Ascetismo extremo: os jainistas que morrem de fome
Os jainistas acreditam que o carma pesa sobre a alma. Isso pode ser superado por meio do ascetismo extremo, no qual a pessoa se retira lentamente da vida.
Crédito: Pacific Press / Getty Images
Principais conclusões- O ascetismo é um traço quase universal encontrado em todas as culturas da história humana. Ele argumenta que negar o mundo material e o eu traz uma espiritualidade mais rica.
- Os jainistas acreditam que más ações e pensamentos (karma) sobrecarregarão a alma e assim nos condenarão a um renascimento desfavorável após a morte.
- Fazer o 'voto de sallekhana' é retirar-se do mundo negando a si mesmo comida e água. Ele espera livrar a alma do carma e garantir uma vida melhor depois desta.
Você está sentado em um banco de parque, aproveitando o sol no rosto, observando dois pássaros dançarem nas folhas. Sua respiração é profunda e lenta, sua mente quieta e calma. Você está totalmente em paz, perdido em uma experiência de pico quase mística. Em seguida, seu telefone vibra. Sem pensar, de anos de condicionamento, você chega para ver o que está acontecendo. É o seu aplicativo de notícias informando sobre uma nova atualização. Você é torcido a partir do momento, e a vida volta. Ao olhar para o telefone, você pensa (não pela primeira vez): por que não me livro dessa maldita coisa?
Se você acredita na sabedoria de milênios, na maioria das culturas conhecidas do mundo, você está certo – porque o ascetismo é quase universal da humanidade.
Negue o eu e aceite o Um
A palavra asceta já foi usada na Grécia antiga para se referir a atletas que diligentemente, intensamente e até obsessivamente se exercitavam para algum esporte. Atletas olímpicos que treinavam de sol a sol, para serem os melhores do mundo, eram chamados de ascetas.

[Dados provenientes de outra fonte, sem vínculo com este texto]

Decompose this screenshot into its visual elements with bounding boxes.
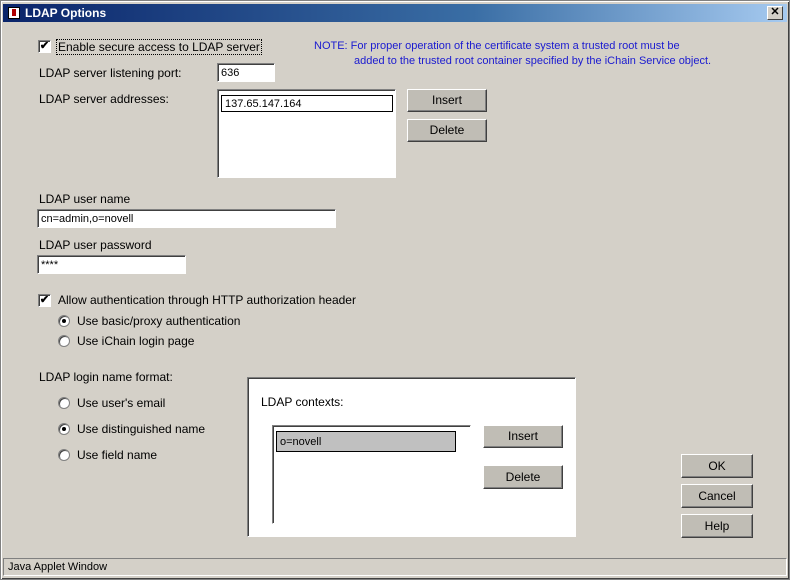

No entanto, essa ideia da busca da glória e vitória mundanas está muito distante da maioria das tradições ascéticas da história. Ascetismo passou a significar a crença de que as armadilhas da vida – luxo, luxúria, inveja, ganância e assim por diante – atrapalham as experiências humanas significativas. É frequentemente encontrado em tradições religiosas, onde o pecado, a tentação ou o desejo nos impedem de contemplar a verdadeira realidade espiritual. Cristãos, hindus e budistas, por exemplo, estão unidos em ver o mundo material como uma distração efêmera de Deus, o Uno, ou Moksha.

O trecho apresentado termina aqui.